Mark Antony Owen’s project iamb is one of a kind: an online journal which exclusively publishes poets reading their work. I was really glad to have three poems featured in the most recent edition. iamb was inspired by the Poetry Archive, but works like a magazine of new poetry. If I was the Poetry Archive (which is also a brilliant resource) I would be knocking on Mark’s door for help.
I think I have always had a funny relationship with the spoken word. I don’t, I tell myself, enjoy live readings: I’ve been writing poetry for over a decade and I can count the number I’ve been involved in on my fingers. The idea of an open mic, let alone a poetry ‘slam’, fills me with something like dread. Dread and, if I’m honest, distrust. There is a particular kind of poetry which has such a direct design on the listener that I’m suspicious of it. Perhaps too suspicious.
Poetry, after all, is impossible to detach from performance, on the page or off it. Perhaps what matters most is the environment in which the reading takes place. In poetry slams, which were popular when I was at university (I don’t know if they still are) the goal is to elicit the biggest immediate response. Hence pieces get written to manipulate the audience. But all art is a kind of manipulation. The question, surely is how provoke a reaction without treating your readers (or listeners) with contempt.
For me, reading poetry aloud rasies another occaisionally sensitive subject: memorability, whether it is increasingly rare in contemporary poetry (I think it is), and whether that is something we should regret (I think we should). A common figure of fun for poets is the non-poetry reader who asks why the stuff doesn’t rhyme like the good old days. If only they knew better! Even mentioning rhyme is probably proof the person doesn’t understand what poetry’s about. We don’t have to worry about people like that.
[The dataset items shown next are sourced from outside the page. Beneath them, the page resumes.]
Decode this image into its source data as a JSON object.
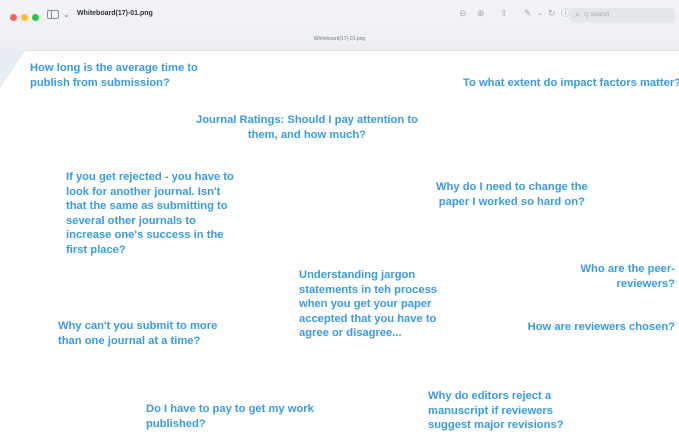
{
  "window": {
    "title": "Whiteboard(17)-01.png",
    "subtitle": "Whiteboard(17)-01.png",
    "search_placeholder": "Q Search"
  },
  "toolbar": {
    "icons": [
      "zoom-out-icon",
      "zoom-in-icon",
      "share-icon",
      "markup-icon",
      "chevron-icon",
      "rotate-icon",
      "info-icon"
    ]
  },
  "notes": [
    {
      "text": "How long is the average time to\npublish from submission?"
    },
    {
      "text": "To what extent do impact factors matter?"
    },
    {
      "text": "Journal Ratings: Should I pay attention to\nthem, and how much?"
    },
    {
      "text": "If you get rejected - you have to\nlook for another journal. Isn't\nthat the same as submitting to\nseveral other journals to\nincrease one's success in the\nfirst place?"
    },
    {
      "text": "Why do I need to change the\npaper I worked so hard on?"
    },
    {
      "text": "Who are the peer-\nreviewers?"
    },
    {
      "text": "Understanding jargon\nstatements in teh process\nwhen you get your paper\naccepted that you have to\nagree or disagree..."
    },
    {
      "text": "Why can't you submit to more\nthan one journal at a time?"
    },
    {
      "text": "How are reviewers chosen?"
    },
    {
      "text": "Do I have to pay to get my work\npublished?"
    },
    {
      "text": "Why do editors reject a\nmanuscript if reviewers\nsuggest major revisions?"
    }
  ],
  "colors": {
    "note_text": "#3a9be0",
    "titlebar": "#eceef1"
  }
}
But if you think of ‘rhyme’ as simply a word that stands, for the irregular reader, for every trick that makes a poem tick as a machine, then don’t they have a point? Memorability isn’t everything, and what I find memorable might not be what you find memorable. I don’t believe memorability is the same thing as form, either. Some of the most memorable poems break all the rules. All the same, I find it hard not to believe that a lack of interest in lodging lines into their readers’ heads from the very people who you might expect to care is one of the things that has contributed to poetry’s marginality over the years.
One of the most enjoyable part of the process with iamb was choosing the poems to include. Mark, very generously, gives you free reign. I found that invitation a powerful one. Suddenly the question wasn’t which were my ‘best’ poems – but which were the ones I most wanted to read. In doing so certain things came to the fore, none of which should really be a surprise – rhythm, rhyme and repetition (not just repetition within lines but across the poem).
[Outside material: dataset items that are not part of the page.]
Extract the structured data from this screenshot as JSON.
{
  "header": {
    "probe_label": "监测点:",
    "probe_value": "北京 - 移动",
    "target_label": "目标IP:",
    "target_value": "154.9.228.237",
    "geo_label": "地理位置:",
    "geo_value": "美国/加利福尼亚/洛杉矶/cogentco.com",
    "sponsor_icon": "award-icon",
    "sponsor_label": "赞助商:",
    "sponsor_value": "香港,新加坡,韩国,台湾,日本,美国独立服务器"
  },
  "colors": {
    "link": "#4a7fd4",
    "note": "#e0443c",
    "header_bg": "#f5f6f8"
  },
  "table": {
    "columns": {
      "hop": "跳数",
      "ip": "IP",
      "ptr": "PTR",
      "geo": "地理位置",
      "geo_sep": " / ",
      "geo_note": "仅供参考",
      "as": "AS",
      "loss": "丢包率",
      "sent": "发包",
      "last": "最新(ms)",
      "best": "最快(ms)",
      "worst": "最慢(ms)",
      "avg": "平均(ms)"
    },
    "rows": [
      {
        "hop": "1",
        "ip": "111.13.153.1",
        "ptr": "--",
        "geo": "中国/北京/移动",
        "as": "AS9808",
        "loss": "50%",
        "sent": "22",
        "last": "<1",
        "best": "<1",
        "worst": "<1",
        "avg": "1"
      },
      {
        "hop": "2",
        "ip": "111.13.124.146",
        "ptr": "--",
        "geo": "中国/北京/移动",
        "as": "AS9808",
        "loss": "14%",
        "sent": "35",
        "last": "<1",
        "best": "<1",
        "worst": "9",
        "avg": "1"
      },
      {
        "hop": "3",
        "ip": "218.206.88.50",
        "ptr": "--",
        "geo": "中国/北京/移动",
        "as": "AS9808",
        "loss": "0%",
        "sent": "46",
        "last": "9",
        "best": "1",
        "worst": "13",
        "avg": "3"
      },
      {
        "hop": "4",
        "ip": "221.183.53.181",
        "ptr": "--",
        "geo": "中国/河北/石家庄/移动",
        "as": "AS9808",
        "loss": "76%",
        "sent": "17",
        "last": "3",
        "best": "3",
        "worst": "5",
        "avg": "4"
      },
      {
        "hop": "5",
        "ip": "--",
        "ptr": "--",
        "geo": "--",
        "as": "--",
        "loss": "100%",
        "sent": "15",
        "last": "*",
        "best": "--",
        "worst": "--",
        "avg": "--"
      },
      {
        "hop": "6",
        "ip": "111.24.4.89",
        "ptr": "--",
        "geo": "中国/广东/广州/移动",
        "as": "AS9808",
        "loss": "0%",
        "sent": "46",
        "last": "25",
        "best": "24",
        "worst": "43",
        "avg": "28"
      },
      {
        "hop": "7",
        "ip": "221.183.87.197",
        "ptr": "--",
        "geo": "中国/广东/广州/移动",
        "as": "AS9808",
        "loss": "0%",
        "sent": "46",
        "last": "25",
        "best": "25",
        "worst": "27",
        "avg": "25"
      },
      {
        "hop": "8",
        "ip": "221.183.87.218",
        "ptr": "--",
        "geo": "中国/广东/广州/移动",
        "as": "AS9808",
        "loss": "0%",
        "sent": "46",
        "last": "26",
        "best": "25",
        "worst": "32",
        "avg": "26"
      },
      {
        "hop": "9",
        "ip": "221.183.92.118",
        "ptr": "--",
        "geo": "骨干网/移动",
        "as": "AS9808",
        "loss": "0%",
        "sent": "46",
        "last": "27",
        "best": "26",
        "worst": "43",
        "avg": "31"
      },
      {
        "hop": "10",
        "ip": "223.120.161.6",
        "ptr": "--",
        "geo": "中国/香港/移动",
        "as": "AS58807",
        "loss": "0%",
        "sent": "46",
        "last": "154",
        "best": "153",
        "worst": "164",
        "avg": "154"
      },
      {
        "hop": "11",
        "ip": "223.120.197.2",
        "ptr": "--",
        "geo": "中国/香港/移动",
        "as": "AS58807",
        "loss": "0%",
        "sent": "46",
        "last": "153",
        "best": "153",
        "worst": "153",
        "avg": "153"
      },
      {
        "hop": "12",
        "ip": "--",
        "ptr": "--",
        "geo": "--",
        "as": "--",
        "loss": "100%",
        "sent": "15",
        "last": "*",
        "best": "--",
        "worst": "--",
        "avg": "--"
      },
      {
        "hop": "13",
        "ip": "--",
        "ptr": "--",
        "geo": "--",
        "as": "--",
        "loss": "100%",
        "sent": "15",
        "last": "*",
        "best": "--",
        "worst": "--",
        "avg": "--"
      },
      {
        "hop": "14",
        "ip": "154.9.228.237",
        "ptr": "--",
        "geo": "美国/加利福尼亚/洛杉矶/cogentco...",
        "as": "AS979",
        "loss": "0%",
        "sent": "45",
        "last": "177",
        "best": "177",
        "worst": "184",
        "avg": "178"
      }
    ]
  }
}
I also took it as an opportunity to include an unpublished squib, ‘The Vandals Remove the Ark of the Covenant’, which (wrongly, perhaps) I hadn’t even thought of sending out before, because it is a sort of so-called nonsense poem. Nonsense verse of course demands to be read aloud. A lot of my favourite poetry is nonsene verse – Edward Lear, Stevie Smith, Spike Milligan…
We live in a text-based world. When I read a book of poems it is usually in silence. But my interest in poetry has always had something to do with songs, with prayers, plays and children’s ryhmes. At some point those pleasures were sublimated almost entirely onto the page, but I don’t think, for me, the page makes much sense without them.